Diez pesadas granadas de treinta y dos libras cada una surcaron el aire, y seis de ellas fueron a impactar directamente sobre el blanco elegido, que a los pocos minutos no era más que un montón de ruinas envueltas en una nube de polvo.
Durante un corto período de tiempo observaron cómo blancos y negros corrían desalentados por la playa, y al fin Celeste Heredia plegó calmosamente el catalejo al tiempo que señalaba:
—Con eso basta. Supongo que nuestro buen amigo Klein habrá entendido el mensaje. Rumbo a Margarita.
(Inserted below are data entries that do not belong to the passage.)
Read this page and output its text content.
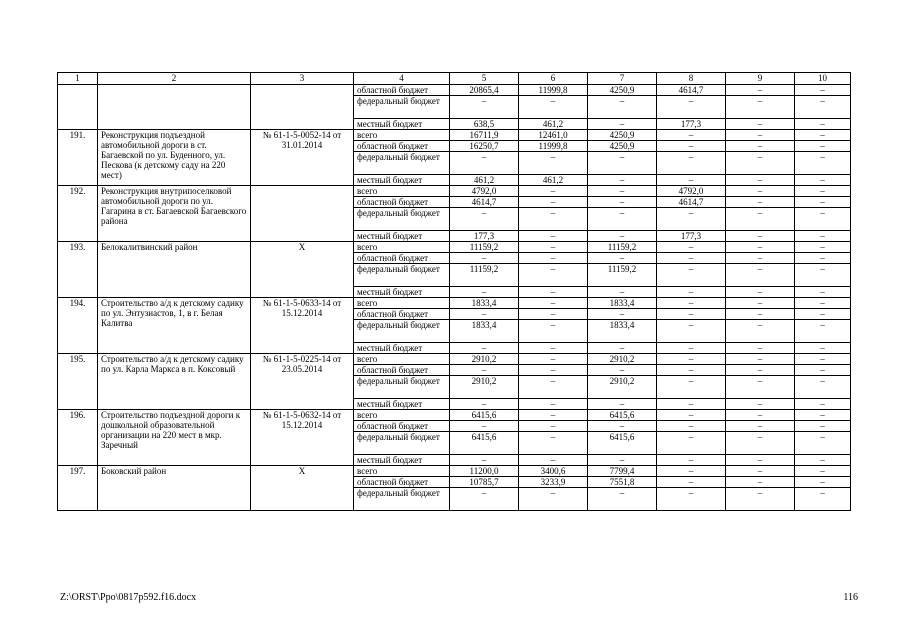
1	2	3	4	5	6	7	8	9	10
			областной бюджет	20865,4	11999,8	4250,9	4614,7	–	–
			федеральный бюджет	–	–	–	–	–	–
			местный бюджет	638,5	461,2	–	177,3	–	–
191.	Реконструкция подъездной автомобильной дороги в ст. Багаевской по ул. Буденного, ул. Пескова (к детскому саду на 220 мест)	№ 61-1-5-0052-14 от 31.01.2014	всего	16711,9	12461,0	4250,9	–	–	–
			областной бюджет	16250,7	11999,8	4250,9	–	–	–
			федеральный бюджет	–	–	–	–	–	–
			местный бюджет	461,2	461,2	–	–	–	–
192.	Реконструкция внутрипоселковой автомобильной дороги по ул. Гагарина в ст. Багаевской Багаевского района		всего	4792,0	–	–	4792,0	–	–
			областной бюджет	4614,7	–	–	4614,7	–	–
			федеральный бюджет	–	–	–	–	–	–
			местный бюджет	177,3	–	–	177,3	–	–
193.	Белокалитвинский район	Х	всего	11159,2	–	11159,2	–	–	–
			областной бюджет	–	–	–	–	–	–
			федеральный бюджет	11159,2	–	11159,2	–	–	–
			местный бюджет	–	–	–	–	–	–
194.	Строительство а/д к детскому садику по ул. Энтузиастов, 1, в г. Белая Калитва	№ 61-1-5-0633-14 от 15.12.2014	всего	1833,4	–	1833,4	–	–	–
			областной бюджет	–	–	–	–	–	–
			федеральный бюджет	1833,4	–	1833,4	–	–	–
			местный бюджет	–	–	–	–	–	–
195.	Строительство а/д к детскому садику по ул. Карла Маркса в п. Коксовый	№ 61-1-5-0225-14 от 23.05.2014	всего	2910,2	–	2910,2	–	–	–
			областной бюджет	–	–	–	–	–	–
			федеральный бюджет	2910,2	–	2910,2	–	–	–
			местный бюджет	–	–	–	–	–	–
196.	Строительство подъездной дороги к дошкольной образовательной организации на 220 мест в мкр. Заречный	№ 61-1-5-0632-14 от 15.12.2014	всего	6415,6	–	6415,6	–	–	–
			областной бюджет	–	–	–	–	–	–
			федеральный бюджет	6415,6	–	6415,6	–	–	–
			местный бюджет	–	–	–	–	–	–
197.	Боковский район	Х	всего	11200,0	3400,6	7799,4	–	–	–
			областной бюджет	10785,7	3233,9	7551,8	–	–	–
			федеральный бюджет	–	–	–	–	–	–
Z:\ORST\Ppo\0817p592.f16.docx	116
El veneciano se volvió hacia su primer oficial, y sin apenas inmutarse ordenó en tono mesurado:
—¡Cerrar portas, levar anclas, izar trinquete y mayor, caña a estribor!
Lógicamente, los rumores corrieron de inmediato de proa a popa, y todos, desde quienes faenaban en lo alto de las vergas a cuantos preparaban el rancho en la cocina, se preguntaron qué significado había tenido aquella inusual acción, y qué se podía esperar de una mujer que ordenaba volar un ingenio azucarero que debía costar una pequeña fortuna con la misma naturalidad con que hubiera pedido que le podaran los rosales del jardín.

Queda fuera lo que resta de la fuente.